Ulli Market Commentary Contact

[Chart courtesy of MarketWatch.com]

  1. Moving the market

The S&P 500 got off to a hot start, thanks to a 6.5% surge in Nvidia, which pushed the index to a fresh record above 6,300. But that early momentum didn’t last—by the end of the day, the S&P had slipped into the red.

The big event of the day was the June CPI report. Inflation rose 0.3% for the month, putting the annual rate at 2.7%. That’s exactly what economists expected. Core CPI (which strips out energy) came in at 2.9% year-over-year—again, right on target. But here’s the catch: both numbers were up from May, and that uptick was enough to spook traders.

So, while the data didn’t surprise on paper, the market didn’t love the direction it was heading. The Nasdaq managed to hang onto some gains, but the rest of the market faded fast.

Bank earnings were a mixed bag, and while investors are still hopeful that Q2 results will give the market a lift, today’s action didn’t offer much encouragement.

Rate cut hopes took a hit too.

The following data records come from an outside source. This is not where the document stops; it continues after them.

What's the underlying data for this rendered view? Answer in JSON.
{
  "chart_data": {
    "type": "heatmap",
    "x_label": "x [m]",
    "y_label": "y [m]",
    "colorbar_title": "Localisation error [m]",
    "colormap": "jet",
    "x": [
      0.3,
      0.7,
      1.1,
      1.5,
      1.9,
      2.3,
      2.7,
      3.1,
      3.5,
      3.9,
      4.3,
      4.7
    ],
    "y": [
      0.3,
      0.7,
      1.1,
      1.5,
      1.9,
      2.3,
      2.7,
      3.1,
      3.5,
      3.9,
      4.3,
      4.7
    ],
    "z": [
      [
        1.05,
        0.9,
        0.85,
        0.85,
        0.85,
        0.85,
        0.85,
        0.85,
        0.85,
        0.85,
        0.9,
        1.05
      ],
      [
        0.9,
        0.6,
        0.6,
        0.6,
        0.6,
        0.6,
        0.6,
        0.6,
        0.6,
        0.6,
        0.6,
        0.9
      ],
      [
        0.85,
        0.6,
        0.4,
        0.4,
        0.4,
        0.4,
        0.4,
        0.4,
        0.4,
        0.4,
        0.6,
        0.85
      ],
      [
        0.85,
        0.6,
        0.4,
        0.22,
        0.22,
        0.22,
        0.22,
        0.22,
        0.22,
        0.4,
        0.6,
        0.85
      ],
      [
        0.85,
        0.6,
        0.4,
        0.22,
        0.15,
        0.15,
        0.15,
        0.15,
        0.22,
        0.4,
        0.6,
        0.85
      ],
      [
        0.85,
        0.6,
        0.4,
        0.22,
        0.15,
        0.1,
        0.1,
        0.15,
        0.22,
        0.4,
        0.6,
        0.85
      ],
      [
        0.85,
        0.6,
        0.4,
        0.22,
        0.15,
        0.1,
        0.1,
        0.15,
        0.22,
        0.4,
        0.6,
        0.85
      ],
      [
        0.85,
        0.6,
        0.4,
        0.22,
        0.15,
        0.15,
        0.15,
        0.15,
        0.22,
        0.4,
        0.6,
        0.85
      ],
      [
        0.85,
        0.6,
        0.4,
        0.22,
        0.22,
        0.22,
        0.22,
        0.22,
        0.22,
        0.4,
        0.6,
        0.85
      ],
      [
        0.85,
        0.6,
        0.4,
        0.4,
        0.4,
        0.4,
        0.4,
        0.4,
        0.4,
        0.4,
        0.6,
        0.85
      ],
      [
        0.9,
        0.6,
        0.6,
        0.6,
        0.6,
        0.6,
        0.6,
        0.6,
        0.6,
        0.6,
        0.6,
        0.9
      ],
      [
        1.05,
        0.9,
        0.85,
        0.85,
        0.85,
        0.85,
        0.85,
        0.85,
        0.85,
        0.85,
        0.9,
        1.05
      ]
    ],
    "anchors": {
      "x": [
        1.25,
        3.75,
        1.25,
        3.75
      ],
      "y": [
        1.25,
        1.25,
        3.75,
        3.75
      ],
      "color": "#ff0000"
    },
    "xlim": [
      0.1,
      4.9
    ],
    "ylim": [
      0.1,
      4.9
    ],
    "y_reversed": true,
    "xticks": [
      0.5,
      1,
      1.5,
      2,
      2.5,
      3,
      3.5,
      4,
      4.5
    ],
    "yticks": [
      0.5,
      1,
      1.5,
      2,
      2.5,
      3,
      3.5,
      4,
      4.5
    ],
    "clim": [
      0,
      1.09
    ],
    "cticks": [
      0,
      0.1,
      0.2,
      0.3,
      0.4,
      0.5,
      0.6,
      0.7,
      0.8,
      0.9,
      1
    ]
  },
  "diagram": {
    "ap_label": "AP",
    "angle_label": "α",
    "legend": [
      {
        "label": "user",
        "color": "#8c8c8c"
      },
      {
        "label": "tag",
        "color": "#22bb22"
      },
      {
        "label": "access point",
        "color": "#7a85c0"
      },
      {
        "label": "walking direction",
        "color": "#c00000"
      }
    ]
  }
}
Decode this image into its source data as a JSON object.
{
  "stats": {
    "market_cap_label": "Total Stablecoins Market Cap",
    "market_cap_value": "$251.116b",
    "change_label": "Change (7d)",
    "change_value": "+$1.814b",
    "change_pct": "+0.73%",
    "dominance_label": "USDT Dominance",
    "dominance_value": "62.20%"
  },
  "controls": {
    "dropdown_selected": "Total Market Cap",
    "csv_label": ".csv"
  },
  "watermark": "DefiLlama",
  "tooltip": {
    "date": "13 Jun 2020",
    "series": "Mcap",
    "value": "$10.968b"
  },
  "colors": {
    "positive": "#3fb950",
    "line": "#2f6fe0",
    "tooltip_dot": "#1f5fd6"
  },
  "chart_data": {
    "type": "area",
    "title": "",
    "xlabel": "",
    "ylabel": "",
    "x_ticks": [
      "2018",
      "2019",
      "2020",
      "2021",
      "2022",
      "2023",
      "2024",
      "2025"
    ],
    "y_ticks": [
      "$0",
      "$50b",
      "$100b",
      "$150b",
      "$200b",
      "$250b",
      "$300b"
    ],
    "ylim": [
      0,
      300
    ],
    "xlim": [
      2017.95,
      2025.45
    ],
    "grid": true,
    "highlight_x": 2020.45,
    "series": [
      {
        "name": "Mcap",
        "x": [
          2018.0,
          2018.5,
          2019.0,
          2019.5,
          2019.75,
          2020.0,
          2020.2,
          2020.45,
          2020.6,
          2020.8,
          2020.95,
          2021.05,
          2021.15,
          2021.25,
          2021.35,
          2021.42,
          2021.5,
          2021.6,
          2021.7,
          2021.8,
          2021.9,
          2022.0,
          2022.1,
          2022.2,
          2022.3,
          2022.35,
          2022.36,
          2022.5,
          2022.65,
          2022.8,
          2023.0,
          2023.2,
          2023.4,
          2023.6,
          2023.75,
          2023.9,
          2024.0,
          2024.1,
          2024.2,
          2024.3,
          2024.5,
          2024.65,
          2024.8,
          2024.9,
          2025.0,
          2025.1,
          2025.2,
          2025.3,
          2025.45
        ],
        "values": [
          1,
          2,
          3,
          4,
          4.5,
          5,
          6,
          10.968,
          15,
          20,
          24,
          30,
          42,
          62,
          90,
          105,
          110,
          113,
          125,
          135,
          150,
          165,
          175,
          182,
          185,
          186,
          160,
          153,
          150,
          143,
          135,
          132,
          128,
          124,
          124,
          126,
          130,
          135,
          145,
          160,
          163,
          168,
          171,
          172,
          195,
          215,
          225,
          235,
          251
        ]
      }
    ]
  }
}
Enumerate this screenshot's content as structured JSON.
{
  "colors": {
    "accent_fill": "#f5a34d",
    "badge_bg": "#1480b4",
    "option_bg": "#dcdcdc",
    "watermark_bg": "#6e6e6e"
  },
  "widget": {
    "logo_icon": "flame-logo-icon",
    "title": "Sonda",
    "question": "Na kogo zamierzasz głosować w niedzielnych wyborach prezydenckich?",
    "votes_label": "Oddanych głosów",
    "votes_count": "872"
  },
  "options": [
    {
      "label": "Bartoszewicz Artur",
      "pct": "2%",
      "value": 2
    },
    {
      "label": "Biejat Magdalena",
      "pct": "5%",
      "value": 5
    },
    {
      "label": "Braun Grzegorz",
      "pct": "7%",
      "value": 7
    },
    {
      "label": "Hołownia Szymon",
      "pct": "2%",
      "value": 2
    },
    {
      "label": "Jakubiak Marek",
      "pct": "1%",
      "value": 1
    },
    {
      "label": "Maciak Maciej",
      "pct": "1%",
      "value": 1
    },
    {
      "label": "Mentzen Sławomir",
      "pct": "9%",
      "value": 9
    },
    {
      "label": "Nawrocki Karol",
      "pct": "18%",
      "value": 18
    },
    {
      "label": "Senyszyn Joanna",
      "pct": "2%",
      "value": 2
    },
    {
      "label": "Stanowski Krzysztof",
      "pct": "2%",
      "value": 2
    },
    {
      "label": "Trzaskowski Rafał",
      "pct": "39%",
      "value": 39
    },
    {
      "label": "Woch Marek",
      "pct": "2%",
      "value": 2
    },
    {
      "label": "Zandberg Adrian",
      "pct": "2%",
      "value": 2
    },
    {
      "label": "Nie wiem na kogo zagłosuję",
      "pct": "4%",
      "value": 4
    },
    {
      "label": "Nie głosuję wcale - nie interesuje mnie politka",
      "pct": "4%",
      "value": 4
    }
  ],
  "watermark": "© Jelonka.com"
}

Tariff data showed price increases in categories like furniture, apparel, and auto parts—fueling concerns that inflation might stick around longer than expected.

Tech stocks, especially the “Magnificent 7,” were the stars of the day. But outside of that group, the broader market got smacked around. An early short squeeze fizzled out, and with it, any bullish vibes.

The U.S. dollar had a strong day, rising 0.56% as bond yields jumped. That put pressure on gold, which dipped but found some footing at its 50-day moving average.

Bitcoin also took a breather after hitting new highs yesterday. The drop came as the House failed to pass a procedural vote on three crypto bills expected this week.

And then there’s Nvidia—again. The chip giant soared over 6% on news of strong China sales, pushing its market cap past $4.2 trillion. Not bad for a day’s work.

So, the big question is: with markets near all-time highs and inflation still lurking, how much more upside is left?